Sources: Business Insider, Reuters
quote: Tesla is rolling out the charging network and building the battery plant that will allow them to sell more EVs 10 years from now than GM sells ICEs.
quote: Tesla is going to be a high margin company.
quote: Would you give your money into company that was bailed out, making mostly crappy products, at best stagnate economically and technologically or the one that is almost doubling production every year enormous demand globally, new tech with so much space to improve, don't forget greener than most, which is trendy, and just cool to have (Apple syndrome).
quote: Their strength is the lack of EV commitment from other automakers aside from a few exceptions, and thus being way ahead of them in their platform and charging infrastructure.
quote: Assuming they win most legal battles against auto dealers, that's another advantage they'll have.
quote: Car industry is literarily owned by oil companies and they will never transition from that model, even there is no oil left for a year globally, they'll die with last drop of oil.
quote: Major automakers have had ample time to come up with an equivalent vehicle.
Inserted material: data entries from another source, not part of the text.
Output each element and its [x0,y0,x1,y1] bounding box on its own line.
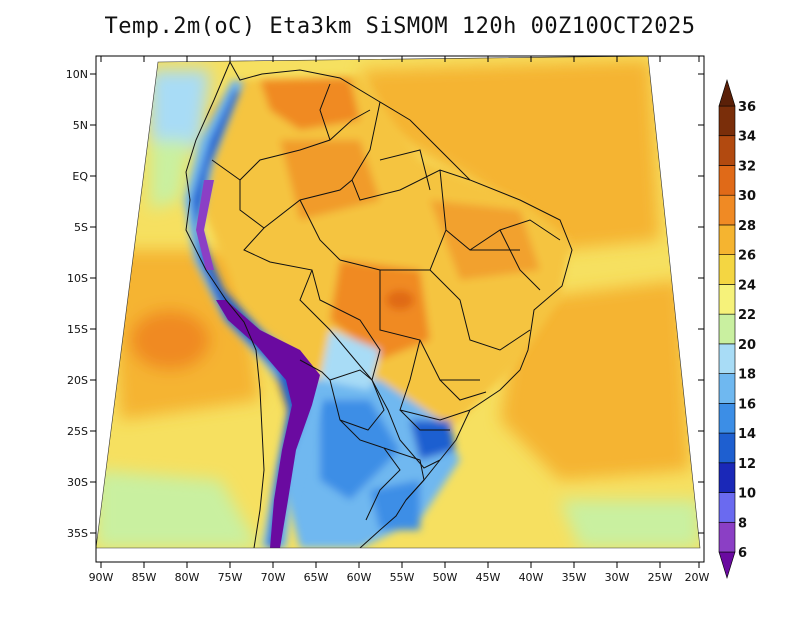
colorbar-label: 12 [738,457,756,472]
lat-label-eq: EQ [72,170,88,183]
colorbar-segment [718,78,736,107]
colorbar-segment [718,165,736,196]
temperature-field [96,56,700,548]
colorbar-label: 34 [738,130,756,145]
colorbar-label: 32 [738,159,756,174]
lon-label-20w: 20W [685,571,710,584]
colorbar-segment [718,254,736,285]
lon-label-55w: 55W [390,571,415,584]
lat-label-10s: 10S [67,272,88,285]
colorbar-segment [718,551,736,580]
colorbar-segment [718,403,736,434]
lon-axis [100,56,700,568]
colorbar-segment [718,462,736,493]
lon-label-80w: 80W [175,571,200,584]
colorbar-segment [718,343,736,374]
lat-label-20s: 20S [67,374,88,387]
colorbar-segment [718,105,736,137]
colorbar-label: 22 [738,308,756,323]
lon-labels: 90W 85W 80W 75W 70W 65W 60W 55W 50W 45W … [89,571,710,584]
country-borders [185,61,573,548]
colorbar-segment [718,194,736,226]
lon-label-40w: 40W [519,571,544,584]
lon-label-35w: 35W [562,571,587,584]
colorbar-segment [718,492,736,523]
colorbar-segment [718,373,736,404]
colorbar-label: 20 [738,338,756,353]
colorbar-label: 36 [738,100,756,115]
lon-label-75w: 75W [218,571,243,584]
colorbar-segment [718,284,736,315]
colorbar-segment [718,432,736,464]
colorbar-label: 14 [738,427,756,442]
lat-label-10n: 10N [66,68,88,81]
map-title: Temp.2m(oC) Eta3km SiSMOM 120h 00Z10OCT2… [104,14,696,39]
colorbar-label: 28 [738,219,756,234]
lon-label-25w: 25W [648,571,673,584]
lat-labels: 10N 5N EQ 5S 10S 15S 20S 25S 30S 35S [66,68,89,540]
lon-label-60w: 60W [347,571,372,584]
lon-label-65w: 65W [304,571,329,584]
colorbar-label: 16 [738,397,756,412]
colorbar: 6 8 10 12 14 16 18 20 22 24 26 28 30 32 34 36 [718,78,756,580]
colorbar-segment [718,135,736,166]
domain-outline [95,55,701,549]
colorbar-label: 26 [738,249,756,264]
colorbar-segment [718,313,736,345]
lon-label-50w: 50W [433,571,458,584]
lon-label-45w: 45W [476,571,501,584]
colorbar-labels: 6 8 10 12 14 16 18 20 22 24 26 28 30 32 34 36 [738,100,756,561]
colorbar-label: 30 [738,189,756,204]
colorbar-segments [718,78,736,580]
colorbar-segment [718,521,736,553]
colorbar-segment [718,224,736,255]
lon-label-85w: 85W [132,571,157,584]
colorbar-label: 24 [738,278,756,293]
lon-label-90w: 90W [89,571,114,584]
lon-label-30w: 30W [605,571,630,584]
lat-axis [90,73,704,534]
lat-label-35s: 35S [67,527,88,540]
lat-label-25s: 25S [67,425,88,438]
plot-frame [95,55,705,563]
lon-label-70w: 70W [261,571,286,584]
lat-label-15s: 15S [67,323,88,336]
colorbar-label: 6 [738,546,747,561]
colorbar-label: 10 [738,487,756,502]
lat-label-5n: 5N [73,119,88,132]
colorbar-label: 8 [738,516,747,531]
lat-label-30s: 30S [67,476,88,489]
lat-label-5s: 5S [74,221,88,234]
colorbar-label: 18 [738,368,756,383]
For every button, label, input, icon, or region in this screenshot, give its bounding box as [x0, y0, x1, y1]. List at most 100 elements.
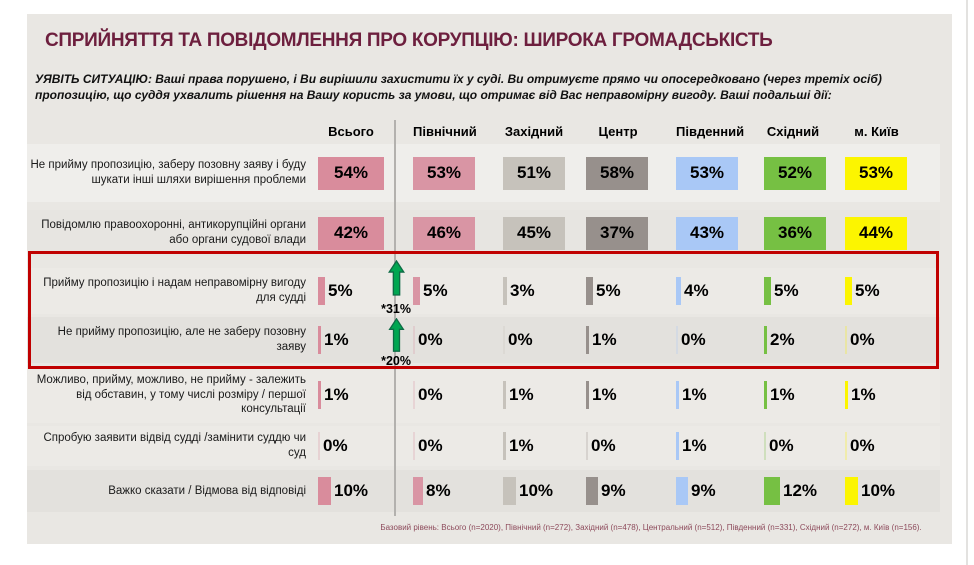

They don't seem all that interested. In fact Elon has stated that part of Tesla's goal is to goad these same automakers out of the status quo. (To no avail, so far it seems.)
quote: The current theoretical understanding of disruptive innovation is different from what might be expected by default, an idea that Clayton M. Christensen called the "technology mudslide hypothesis". This is the simplistic idea that an established firm fails because it doesn't "keep up technologically" with other firms. In this hypothesis, firms are like climbers scrambling upward on crumbling footing, where it takes constant upward-climbing effort just to stay still, and any break from the effort (such as complacency born of profitability) causes a rapid downhill slide. Christensen and colleagues have shown that this simplistic hypothesis is wrong; it doesn't model reality. What they have shown is that good firms are usually aware of the innovations, but their business environment does not allow them to pursue them when they first arise, because they are not profitable enough at first and because their development can take scarce resources away from that of sustaining innovations (which are needed to compete against current competition). In Christensen's terms, a firm's existing value networks place insufficient value on the disruptive innovation to allow its pursuit by that firm. Meanwhile, start-up firms inhabit different value networks, at least until the day that their disruptive innovation is able to invade the older value network.At that time, the established firm in that network can at best only fend off the market share attack with a me-too entry, for which survival (not thriving) is the only reward.